A short flight in a short plane takes me from the mainland to Sumburgh on Shetland. I mean a short plane with room for just 12 rows of seats. It is the layout inside that must be a challenge for any pilot. On one side of the aircraft pairs of seats face the hunched figure of the sole stewardess who gives her safety briefing hunched in the narrow space between the single row of overhead lockers. The other side has rows of single seats. So one side has double the weight of the other side. Surely, this makes it hard to fly in a straight line.

Well, in a straight line it goes. The first sight of Shetland is through holes in the cloud cover. Smooth, felt-covered hills slope away from the coast where nautical mice have nibbled away at the land to leave teeth-marked cliffs standing tall, facing the rolling sea. The sun shines through to give this land a bright, openess as it catches the highlight of isolated farms and huddled villages painted in contrasts of white & maroon & grey.

To the west lies Canada and to the north lies Iceland and to the east, Norway.
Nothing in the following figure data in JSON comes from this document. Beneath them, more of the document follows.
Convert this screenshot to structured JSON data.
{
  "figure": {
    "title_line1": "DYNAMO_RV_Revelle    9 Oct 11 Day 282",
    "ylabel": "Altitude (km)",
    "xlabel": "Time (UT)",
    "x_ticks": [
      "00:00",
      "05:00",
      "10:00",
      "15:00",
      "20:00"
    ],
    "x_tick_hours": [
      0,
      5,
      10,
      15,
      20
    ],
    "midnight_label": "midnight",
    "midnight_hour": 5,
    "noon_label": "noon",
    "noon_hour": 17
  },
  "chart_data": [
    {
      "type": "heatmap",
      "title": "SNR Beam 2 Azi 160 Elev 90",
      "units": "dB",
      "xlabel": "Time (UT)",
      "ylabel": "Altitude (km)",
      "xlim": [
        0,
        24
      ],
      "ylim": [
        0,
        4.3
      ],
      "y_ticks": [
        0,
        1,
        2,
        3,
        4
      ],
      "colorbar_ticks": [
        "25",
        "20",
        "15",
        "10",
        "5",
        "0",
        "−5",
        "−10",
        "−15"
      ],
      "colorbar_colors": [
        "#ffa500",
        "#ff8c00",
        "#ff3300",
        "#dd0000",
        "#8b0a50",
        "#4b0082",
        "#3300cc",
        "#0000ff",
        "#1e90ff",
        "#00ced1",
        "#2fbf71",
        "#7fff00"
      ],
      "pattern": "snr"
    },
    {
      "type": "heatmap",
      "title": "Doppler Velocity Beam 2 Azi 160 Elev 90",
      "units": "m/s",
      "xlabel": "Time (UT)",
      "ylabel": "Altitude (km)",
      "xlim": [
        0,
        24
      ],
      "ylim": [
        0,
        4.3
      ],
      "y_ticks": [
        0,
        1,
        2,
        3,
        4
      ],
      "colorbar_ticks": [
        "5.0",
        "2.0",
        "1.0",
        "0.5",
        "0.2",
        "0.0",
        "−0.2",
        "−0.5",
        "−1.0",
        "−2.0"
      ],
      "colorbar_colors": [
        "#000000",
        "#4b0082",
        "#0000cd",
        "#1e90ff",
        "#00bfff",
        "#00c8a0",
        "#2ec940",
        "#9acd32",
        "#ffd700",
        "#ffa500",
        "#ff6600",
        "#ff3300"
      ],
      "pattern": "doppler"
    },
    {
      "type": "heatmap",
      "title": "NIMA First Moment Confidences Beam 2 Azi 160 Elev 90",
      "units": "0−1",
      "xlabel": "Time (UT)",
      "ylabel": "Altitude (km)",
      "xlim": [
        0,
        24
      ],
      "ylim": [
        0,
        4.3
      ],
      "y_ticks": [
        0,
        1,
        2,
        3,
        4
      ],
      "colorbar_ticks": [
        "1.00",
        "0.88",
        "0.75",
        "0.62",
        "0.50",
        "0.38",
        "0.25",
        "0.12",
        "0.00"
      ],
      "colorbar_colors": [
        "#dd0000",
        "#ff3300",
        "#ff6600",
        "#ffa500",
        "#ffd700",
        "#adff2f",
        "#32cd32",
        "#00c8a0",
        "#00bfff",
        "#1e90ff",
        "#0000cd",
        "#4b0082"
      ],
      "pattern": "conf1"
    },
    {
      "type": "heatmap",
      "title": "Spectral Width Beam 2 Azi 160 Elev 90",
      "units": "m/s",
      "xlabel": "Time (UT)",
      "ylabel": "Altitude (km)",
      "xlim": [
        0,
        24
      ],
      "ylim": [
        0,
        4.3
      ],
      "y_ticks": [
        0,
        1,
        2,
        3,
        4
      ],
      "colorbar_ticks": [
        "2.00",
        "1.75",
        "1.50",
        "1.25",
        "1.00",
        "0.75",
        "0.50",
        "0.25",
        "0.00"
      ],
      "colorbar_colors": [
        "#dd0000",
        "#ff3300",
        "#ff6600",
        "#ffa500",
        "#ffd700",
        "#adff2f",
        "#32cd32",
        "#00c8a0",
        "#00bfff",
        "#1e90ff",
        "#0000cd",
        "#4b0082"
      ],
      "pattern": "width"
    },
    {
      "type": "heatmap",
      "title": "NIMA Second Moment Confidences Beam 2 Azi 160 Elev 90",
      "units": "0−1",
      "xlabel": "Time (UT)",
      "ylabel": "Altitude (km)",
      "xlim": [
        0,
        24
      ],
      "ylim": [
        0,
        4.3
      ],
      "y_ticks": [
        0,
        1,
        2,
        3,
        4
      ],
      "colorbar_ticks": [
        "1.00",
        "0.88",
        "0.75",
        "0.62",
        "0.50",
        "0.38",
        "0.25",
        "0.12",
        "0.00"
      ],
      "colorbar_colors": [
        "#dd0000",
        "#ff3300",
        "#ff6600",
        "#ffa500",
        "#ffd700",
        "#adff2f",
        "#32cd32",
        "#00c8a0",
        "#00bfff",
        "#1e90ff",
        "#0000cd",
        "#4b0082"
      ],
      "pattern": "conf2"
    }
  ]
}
This place is equidistant between the UK mainland and Norway, 200 miles in each direction. 22,000 people live on the 16 inhabited islands out 100 that make up this Scottish district.

Driving along the single track roads from the airport, small sandy bays & crescents of smooth sands can be seen peeping around headland and every corner. Not a tree in sight; just a flat, green landscape with grazing sheep the only disturbance around low settlements that scream to hug the  tugged coastline. The two-storey house is the exception amongst the scattered villages of traditional, low bungalows and barns of these wind-swept islands. No place on the island is further than 3 miles from the sea and this is so obvious as one travels about. The sea is always there. Why are the dwellings in these remote locations, clamped to a bay or holding on to a wedge of sand? Weaving or whaling or fishing maybe.

On one beach surfers surf; on another beach walkers walk; on a third beach seals laze in the sun. The one constant is the aquamarine ocean that crashes in rows and lines of waves and ripples on the waiting shore.